What is there left to say about the MEI Eagles senior boys volleyball team?
On Saturday the Eagles won the Double-A provincial banner at the Langley Events Centre, finishing off the Clarence Fulton Maroons in three sets (25-11, 25-20, 25-15) and placing the capstone on a perfect tournament and an historic 37-1 season.
MEI didn’t lose a single set in either pool or playoff play during the four-day event, and Fulton was the only opponent to even reach 20 points in a set against the blue-and-gold. The Eagles haven’t lost to a Double-A squad this season, falling only once all year to the Triple-A Kelowna Secondary Owls before getting revenge for that loss later in the season.
According to coach Jordan Geransky, this year’s MEI squad was “a perfect storm of some really special athletes. There’s a core that really knows how to compete together, and they also know how to bring the guys that are on the fringe into the core of the team.
“Whereas in their junior year it felt like we had four or five core guys, this year felt like we had 14 core guys.

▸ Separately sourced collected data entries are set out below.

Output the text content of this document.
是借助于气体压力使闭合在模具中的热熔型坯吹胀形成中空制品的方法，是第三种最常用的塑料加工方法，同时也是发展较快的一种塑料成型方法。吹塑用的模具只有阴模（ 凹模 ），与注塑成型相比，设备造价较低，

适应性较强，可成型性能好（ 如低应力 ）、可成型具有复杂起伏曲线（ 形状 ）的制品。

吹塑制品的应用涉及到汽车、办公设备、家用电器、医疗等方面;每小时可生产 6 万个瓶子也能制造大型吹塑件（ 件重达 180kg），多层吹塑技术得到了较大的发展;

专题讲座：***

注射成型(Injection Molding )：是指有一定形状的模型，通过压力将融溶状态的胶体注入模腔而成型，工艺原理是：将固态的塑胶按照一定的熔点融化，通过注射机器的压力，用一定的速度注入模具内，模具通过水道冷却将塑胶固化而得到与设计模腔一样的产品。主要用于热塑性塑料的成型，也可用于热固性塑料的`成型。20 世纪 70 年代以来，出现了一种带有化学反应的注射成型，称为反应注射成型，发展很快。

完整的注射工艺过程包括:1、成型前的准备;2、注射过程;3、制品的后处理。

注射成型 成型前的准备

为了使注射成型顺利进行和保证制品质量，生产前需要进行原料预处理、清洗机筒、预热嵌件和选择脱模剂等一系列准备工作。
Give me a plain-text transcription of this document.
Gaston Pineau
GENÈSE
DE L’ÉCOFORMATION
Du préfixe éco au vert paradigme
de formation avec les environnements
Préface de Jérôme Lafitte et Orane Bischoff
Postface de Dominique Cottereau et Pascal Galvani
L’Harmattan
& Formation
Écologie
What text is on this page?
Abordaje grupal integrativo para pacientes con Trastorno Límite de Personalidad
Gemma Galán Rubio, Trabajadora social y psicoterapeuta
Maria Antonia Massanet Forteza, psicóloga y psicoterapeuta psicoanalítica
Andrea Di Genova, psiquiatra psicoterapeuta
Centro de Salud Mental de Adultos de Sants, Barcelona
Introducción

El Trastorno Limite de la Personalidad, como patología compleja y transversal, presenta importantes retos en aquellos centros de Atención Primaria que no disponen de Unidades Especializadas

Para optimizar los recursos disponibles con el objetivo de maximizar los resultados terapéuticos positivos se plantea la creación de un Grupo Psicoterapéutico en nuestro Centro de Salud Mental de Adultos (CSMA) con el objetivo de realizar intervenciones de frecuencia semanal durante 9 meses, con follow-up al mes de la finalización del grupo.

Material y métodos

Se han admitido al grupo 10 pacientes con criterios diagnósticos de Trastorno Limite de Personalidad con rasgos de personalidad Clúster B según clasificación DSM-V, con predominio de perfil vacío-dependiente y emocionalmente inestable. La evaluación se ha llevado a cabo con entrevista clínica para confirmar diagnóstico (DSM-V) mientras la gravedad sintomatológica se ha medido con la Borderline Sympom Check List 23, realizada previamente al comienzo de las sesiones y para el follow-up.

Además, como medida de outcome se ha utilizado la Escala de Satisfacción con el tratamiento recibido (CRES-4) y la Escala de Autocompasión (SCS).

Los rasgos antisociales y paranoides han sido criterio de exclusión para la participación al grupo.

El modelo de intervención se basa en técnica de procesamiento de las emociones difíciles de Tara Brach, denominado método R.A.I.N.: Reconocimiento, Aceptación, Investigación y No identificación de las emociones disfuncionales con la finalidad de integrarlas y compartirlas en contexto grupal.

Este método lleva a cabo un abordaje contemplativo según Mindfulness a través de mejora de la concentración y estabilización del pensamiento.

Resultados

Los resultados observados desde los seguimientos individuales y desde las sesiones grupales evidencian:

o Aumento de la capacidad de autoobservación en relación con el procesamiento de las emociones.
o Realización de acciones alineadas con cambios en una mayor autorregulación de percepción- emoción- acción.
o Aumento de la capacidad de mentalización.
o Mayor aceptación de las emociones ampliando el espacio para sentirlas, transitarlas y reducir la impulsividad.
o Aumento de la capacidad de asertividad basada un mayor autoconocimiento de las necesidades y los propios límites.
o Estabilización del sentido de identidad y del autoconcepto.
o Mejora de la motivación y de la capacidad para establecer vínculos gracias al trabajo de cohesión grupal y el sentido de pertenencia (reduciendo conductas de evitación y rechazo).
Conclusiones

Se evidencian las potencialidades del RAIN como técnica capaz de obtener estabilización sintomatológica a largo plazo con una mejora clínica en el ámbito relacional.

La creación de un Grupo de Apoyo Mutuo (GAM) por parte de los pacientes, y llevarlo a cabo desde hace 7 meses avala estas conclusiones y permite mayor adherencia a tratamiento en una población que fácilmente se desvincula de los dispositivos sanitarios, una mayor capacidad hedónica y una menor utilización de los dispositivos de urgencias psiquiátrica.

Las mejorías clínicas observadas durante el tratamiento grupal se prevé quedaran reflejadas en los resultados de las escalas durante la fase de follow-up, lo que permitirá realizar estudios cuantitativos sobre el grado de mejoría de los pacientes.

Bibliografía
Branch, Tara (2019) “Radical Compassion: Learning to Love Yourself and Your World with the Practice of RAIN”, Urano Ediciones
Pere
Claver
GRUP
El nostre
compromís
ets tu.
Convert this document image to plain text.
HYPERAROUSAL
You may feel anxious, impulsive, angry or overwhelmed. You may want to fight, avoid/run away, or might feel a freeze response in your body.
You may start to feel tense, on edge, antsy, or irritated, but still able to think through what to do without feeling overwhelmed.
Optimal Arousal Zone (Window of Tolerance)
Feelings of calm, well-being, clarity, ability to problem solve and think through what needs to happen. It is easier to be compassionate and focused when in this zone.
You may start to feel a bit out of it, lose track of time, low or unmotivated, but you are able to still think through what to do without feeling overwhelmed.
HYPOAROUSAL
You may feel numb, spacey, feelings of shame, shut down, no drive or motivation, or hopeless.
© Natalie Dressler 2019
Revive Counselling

It was a combination of leadership, athleticism, and volleyball skill.”
The Eagles controlled the first and third set easily, and battled through some early difficulty in the second to retain the lead. Jordan Koslowsky was brilliant for his team at setter, while fellow senior Jordan Loewen and Grade 11 Kaden Gamache proved merciless on the attack.
All 14 MEI players were rotated into the game. The Eagles, who have finished in the top three in each of the last 13 provincial tournaments, are now in possession of nine championships.
Gamache, Loewen, and Levi Block were all named first-team all-stars. Koslowsky won Most Outstanding Player, while Keaton Boughen took home Most Outstanding Libero.
“As a libero you don’t get recognized very often,” said Boughen after picking up his trophy, “but it’s cool to just be behind the scenes helping your team out and doing whatever you can to keep the ball off the ground.”
This season was only Boughen’s second playing libero after switching to the position in junior volleyball. He credits his team’s success to their “community” and ability to play for each other.
“I’ll certainly miss the camaraderie this group has on the court and off the court,” said Geransky. “We talked about it before the game. [The team said] ‘We’re 14 best friends.’ All 14 really feel like they’re a tight-knit group and that impacted the way we trained and the way we played.”
Geransky also said that the word ‘love’ was even thrown around in the Eagles’ pre-game talk, admitting that “a bunch of 16 or 17-year-olds talking about how much they love each other, that’s pretty rare.
“I think we saw a lot of leaders bloom this season,” he finished, looking over his shoulder to watch his team celebrate a perfect season.